SV Werder Bremen – FC Bayern München 1:2 (0:2)
Falls ihr es verpasst habt:
Statistisch gesehen war das Spiel bereits vor dem Anpfiff entschieden: Seit 2014 wartete Werder auf einen Treffer gegen Bayern, seit 2010 auf einen Punkt. Dennoch gab Trainer Nouri die Devise aus, sich anders zu präsentieren als noch im Hinspiel, als die Grün-Weißen mit 0:6 in München untergingen.

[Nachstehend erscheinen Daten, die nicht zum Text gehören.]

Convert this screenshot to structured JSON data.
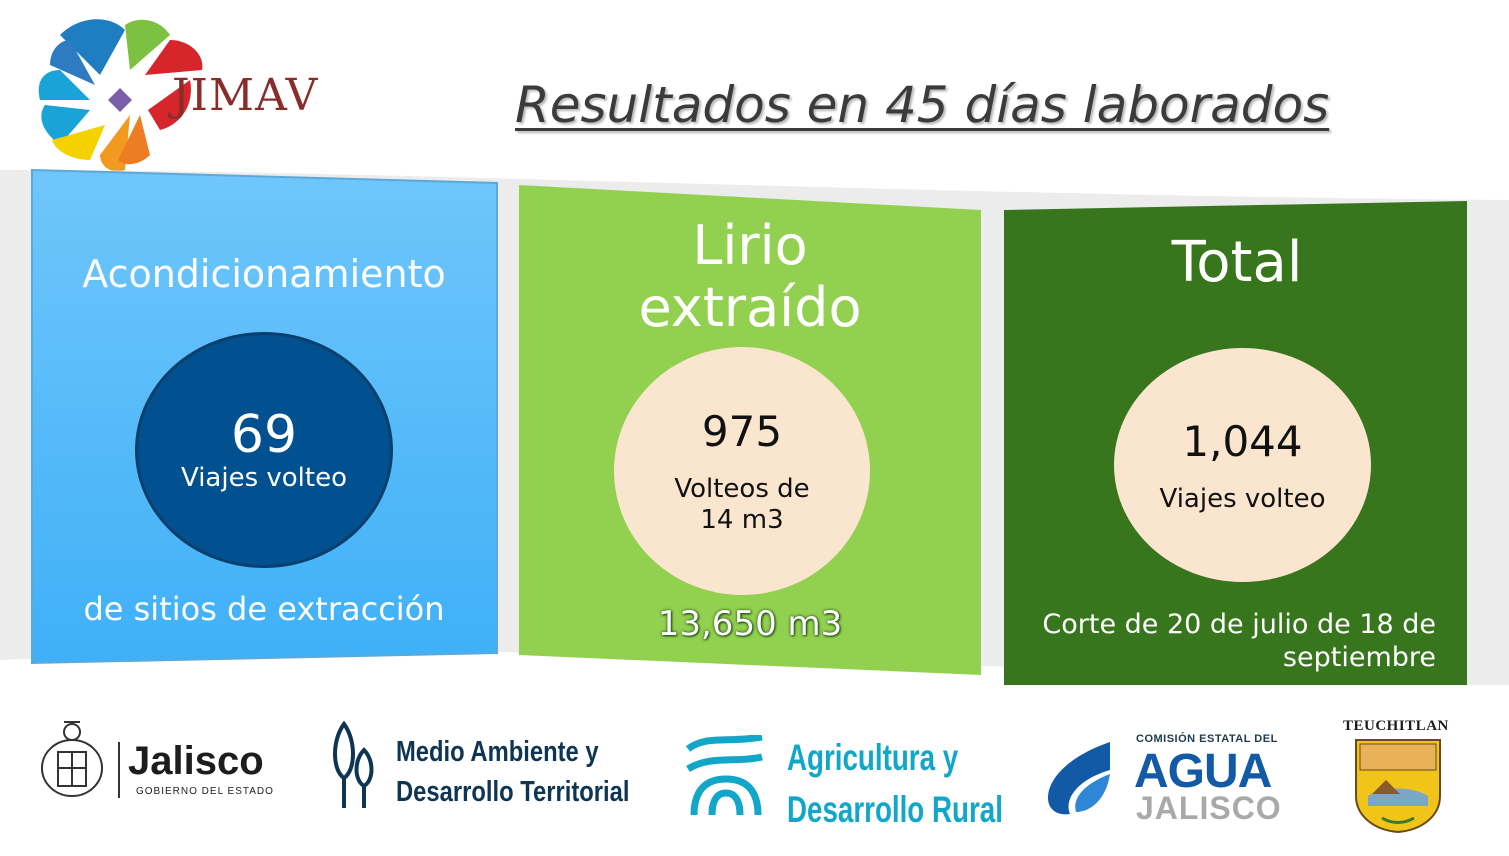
{
  "header": {
    "logo_text": "JIMAV",
    "title": "Resultados en 45 días laborados"
  },
  "panels": [
    {
      "title": "Acondicionamiento",
      "value": "69",
      "label": "Viajes volteo",
      "footer": "de sitios de extracción",
      "color": "#5ec0fa",
      "circle_color": "#01508f"
    },
    {
      "title_line1": "Lirio",
      "title_line2": "extraído",
      "value": "975",
      "label_line1": "Volteos de",
      "label_line2": "14 m3",
      "footer": "13,650 m3",
      "color": "#92d050",
      "circle_color": "#fae5cf"
    },
    {
      "title": "Total",
      "value": "1,044",
      "label": "Viajes volteo",
      "footer_line1": "Corte de 20 de julio de 18 de",
      "footer_line2": "septiembre",
      "color": "#38761d",
      "circle_color": "#fae5cf"
    }
  ],
  "footer_logos": {
    "jalisco": {
      "name": "Jalisco",
      "sub": "GOBIERNO DEL ESTADO"
    },
    "medio_ambiente": {
      "line1": "Medio Ambiente y",
      "line2": "Desarrollo Territorial"
    },
    "agricultura": {
      "line1": "Agricultura y",
      "line2": "Desarrollo Rural"
    },
    "cea": {
      "sub": "COMISIÓN ESTATAL DEL",
      "agua": "AGUA",
      "jalisco": "JALISCO"
    },
    "teuchitlan": {
      "name": "TEUCHITLAN"
    }
  }
}
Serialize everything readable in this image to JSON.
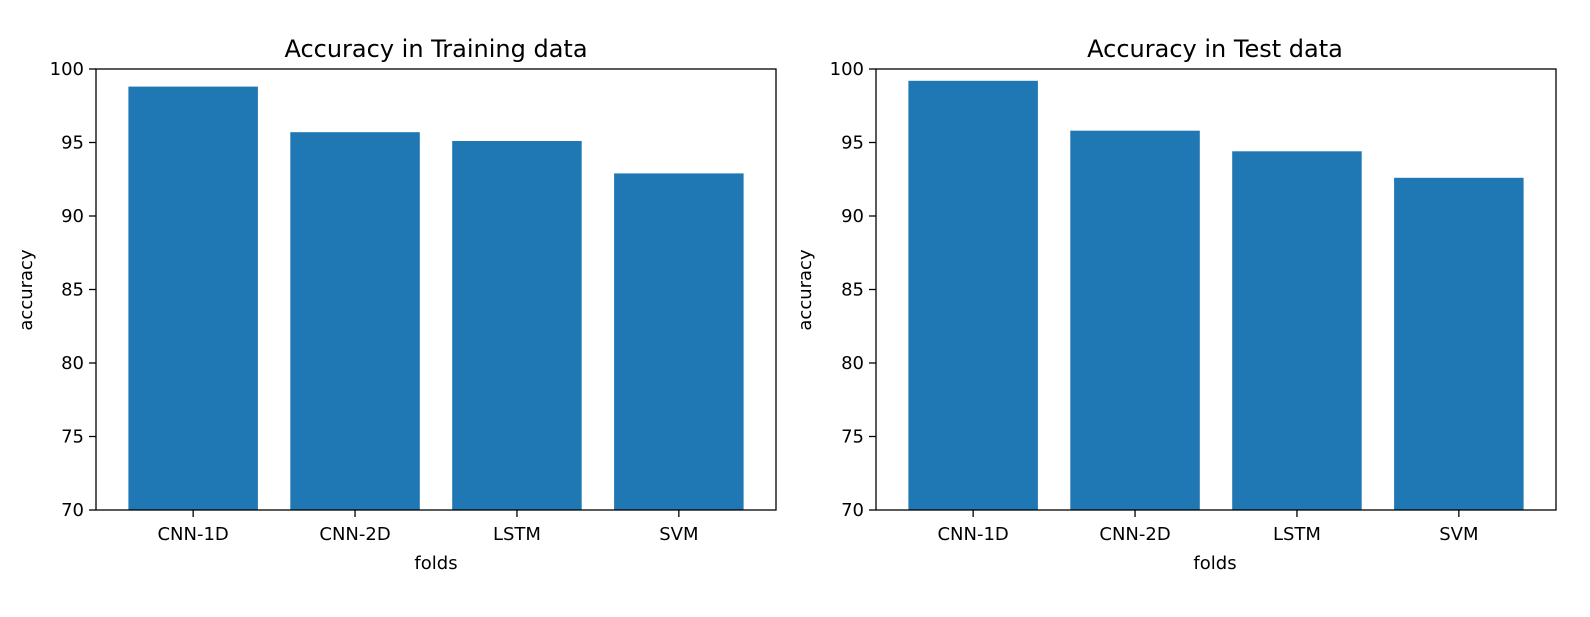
{
  "chart_data": [
    {
      "type": "bar",
      "title": "Accuracy in Training data",
      "xlabel": "folds",
      "ylabel": "accuracy",
      "categories": [
        "CNN-1D",
        "CNN-2D",
        "LSTM",
        "SVM"
      ],
      "values": [
        98.8,
        95.7,
        95.1,
        92.9
      ],
      "ylim": [
        70,
        100
      ],
      "yticks": [
        70,
        75,
        80,
        85,
        90,
        95,
        100
      ],
      "bar_color": "#1f77b4",
      "grid": false
    },
    {
      "type": "bar",
      "title": "Accuracy in Test data",
      "xlabel": "folds",
      "ylabel": "accuracy",
      "categories": [
        "CNN-1D",
        "CNN-2D",
        "LSTM",
        "SVM"
      ],
      "values": [
        99.2,
        95.8,
        94.4,
        92.6
      ],
      "ylim": [
        70,
        100
      ],
      "yticks": [
        70,
        75,
        80,
        85,
        90,
        95,
        100
      ],
      "bar_color": "#1f77b4",
      "grid": false
    }
  ]
}
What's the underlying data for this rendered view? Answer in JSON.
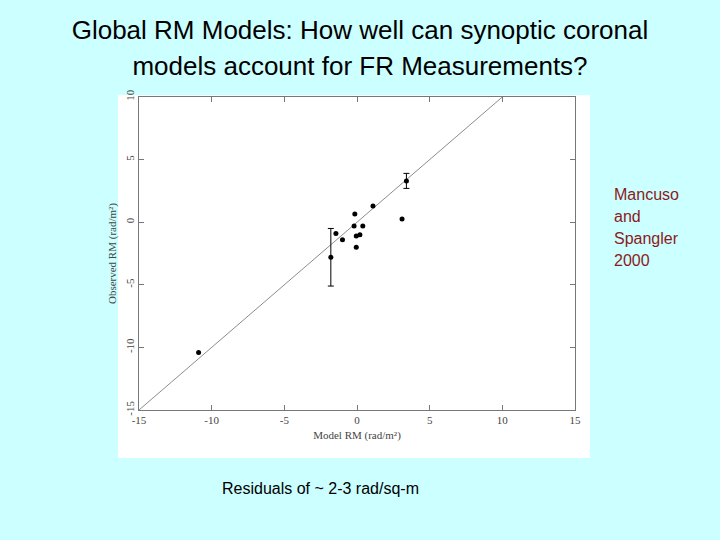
{
  "slide": {
    "title": [
      "Global RM Models:  How well can synoptic coronal",
      "models account for FR Measurements?"
    ],
    "side_note": {
      "lines": [
        "Mancuso",
        "and",
        "Spangler",
        "2000"
      ],
      "color": "#8b1a1a"
    },
    "caption": "Residuals of ~ 2-3 rad/sq-m"
  },
  "chart_data": {
    "type": "scatter",
    "x_label": "Model RM (rad/m²)",
    "y_label": "Observed RM (rad/m²)",
    "series": [
      {
        "type": "scatter",
        "marker": "circle",
        "color": "#000000",
        "x": [
          -10.9,
          -1.8,
          -1.45,
          -1.0,
          -0.15,
          -0.2,
          -0.05,
          0.2,
          -0.05,
          0.4,
          1.1,
          3.1,
          3.4
        ],
        "values": [
          -10.4,
          -2.8,
          -0.9,
          -1.4,
          0.65,
          -0.3,
          -1.1,
          -1.0,
          -2.0,
          -0.3,
          1.3,
          0.25,
          3.3
        ],
        "error": [
          null,
          2.3,
          null,
          null,
          null,
          null,
          null,
          null,
          null,
          null,
          null,
          null,
          0.6
        ]
      },
      {
        "type": "line",
        "color": "#8c8c8c",
        "x": [
          -15,
          10
        ],
        "values": [
          -15,
          10
        ]
      }
    ],
    "xlim": [
      -15,
      15
    ],
    "ylim": [
      -15,
      10
    ],
    "xticks": [
      -15,
      -10,
      -5,
      0,
      5,
      10,
      15
    ],
    "yticks": [
      -15,
      -10,
      -5,
      0,
      5,
      10
    ],
    "grid": false
  }
}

Beim Blick auf die Aufstellung fehlten bei Werder zwei eigentliche Stammspieler. Kapitän Clemens Fritz musste mit einer Verletzung am Nacken passen, Flügelstürmer Fin Bartels, zuletzt offensiv gefährlichster Bremer Offensivspieler, nahm mit einer Erkältung zunächst auf der Bank Platz. Die defensive Formation setzte sich so aus Moisander, Sané und Veljkovic in der Innenverteidigung zusammen, flankiert von Garcia links und Bauer rechts. Im defensiven Mittelfeld rückte Delaney auf die Fritz-Position neben Junuzovic, Gnabry und Kruse flankierten Claudio Pizarro in der Sturmzentrale.
Auf Seiten der Münchner gab es im Vergleich zur Partie in Freiburg nur zwei Wechsel: Für den verletzten Vidal kam Joshua Kimmich zu seinem Comeback in der Startelf (erstmals seit Anfang Dezember), er nahm die zweite zentrale Mittelfeld-Position neben Alonso ein. Zudem durfte auf der linken Außenbahn wieder Ribery für Costa ran.
Die Bayern starteten in der vierten Minute mit einem ersten Distanz-Abschluss von Ribery in die Partie und versuchten im Anschluss daran, aus der gewohnten 4-2-3-1-Formation Druck auf das Bremer Tor zu entwickeln. Dies gelang jedoch nur mit Abstrichen, immer wieder fehlte es Genauigkeit und Inspiration im Mittelfeld. Da gleichzeitig Ribery extrem unauffällig agierte, landeten die meisten Bälle aus der Zentrale bei Robben, der in der Anfangsphase jedoch geschickt von der Werder-Verteidigung isoliert wurde.
Somit erinnerte das Ballbesitzspiel der Münchner an weite Teile der bisherigen Saison: Behäbig und ungenau agierten die zentralen Mittelfeldspieler, über Alaba und Ribery entstand zu selten Druck und Boatengs Laserpässe fehlten ebenso wie Thiagos ordnende Hand. Kurzum: Man verließ sich erneut auf eine Einzelaktion – und die kam.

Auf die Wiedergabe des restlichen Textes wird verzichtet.